当第2四半期連結累計期間において、当社グループ(当社及び連結子会社)が対処すべき課題について、重要な変更はない。

 

(4) 研究開発活動

当第2四半期連結累計期間における当社グループの研究開発費総額は312億円である。

 

(5) 財政状態

当第2四半期連結会計期間末の財政状態は、資産の部は、たな卸資産や有形固定資産、投資有価証券が増加したことを主因に前連結会計年度末比1,507億円増加の2兆5,475億円となった。
 負債の部は、有利子負債が増加したことを主因に前連結会計年度末比936億円増加の1兆3,902億円となった。
 純資産の部は、純利益の計上による利益剰余金の増加などにより前連結会計年度末比571億円増加の1兆1,572億円となり、このうち自己資本は1兆764億円となった。
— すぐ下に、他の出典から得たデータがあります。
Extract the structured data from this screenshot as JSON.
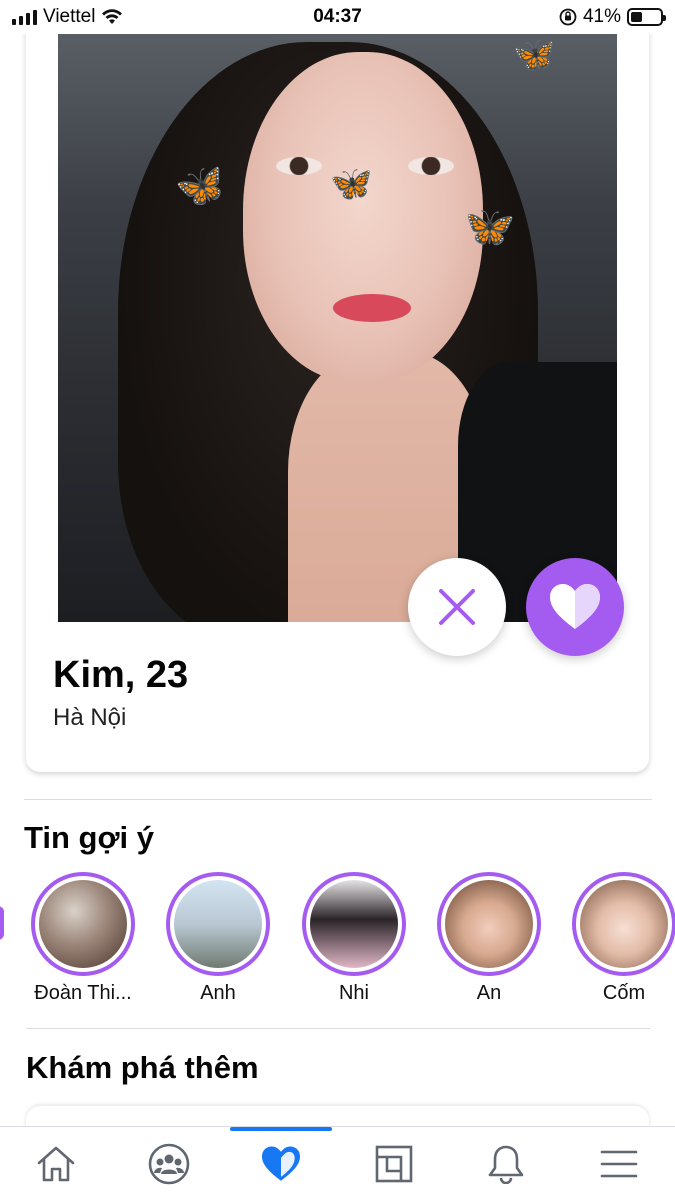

当第2四半期連結累計期間のキャッシュ・フローの状況は、「(2)キャッシュ・フローの状況」に記載のとおりであり、営業活動によるキャッシュ・フローから投資活動によるキャッシュ・フローを差し引いた当第2四半期連結累計期間のフリー・キャッシュ・フローは、前年同四半期連結累計期間比916億円減少し、794億円の資金支出となった。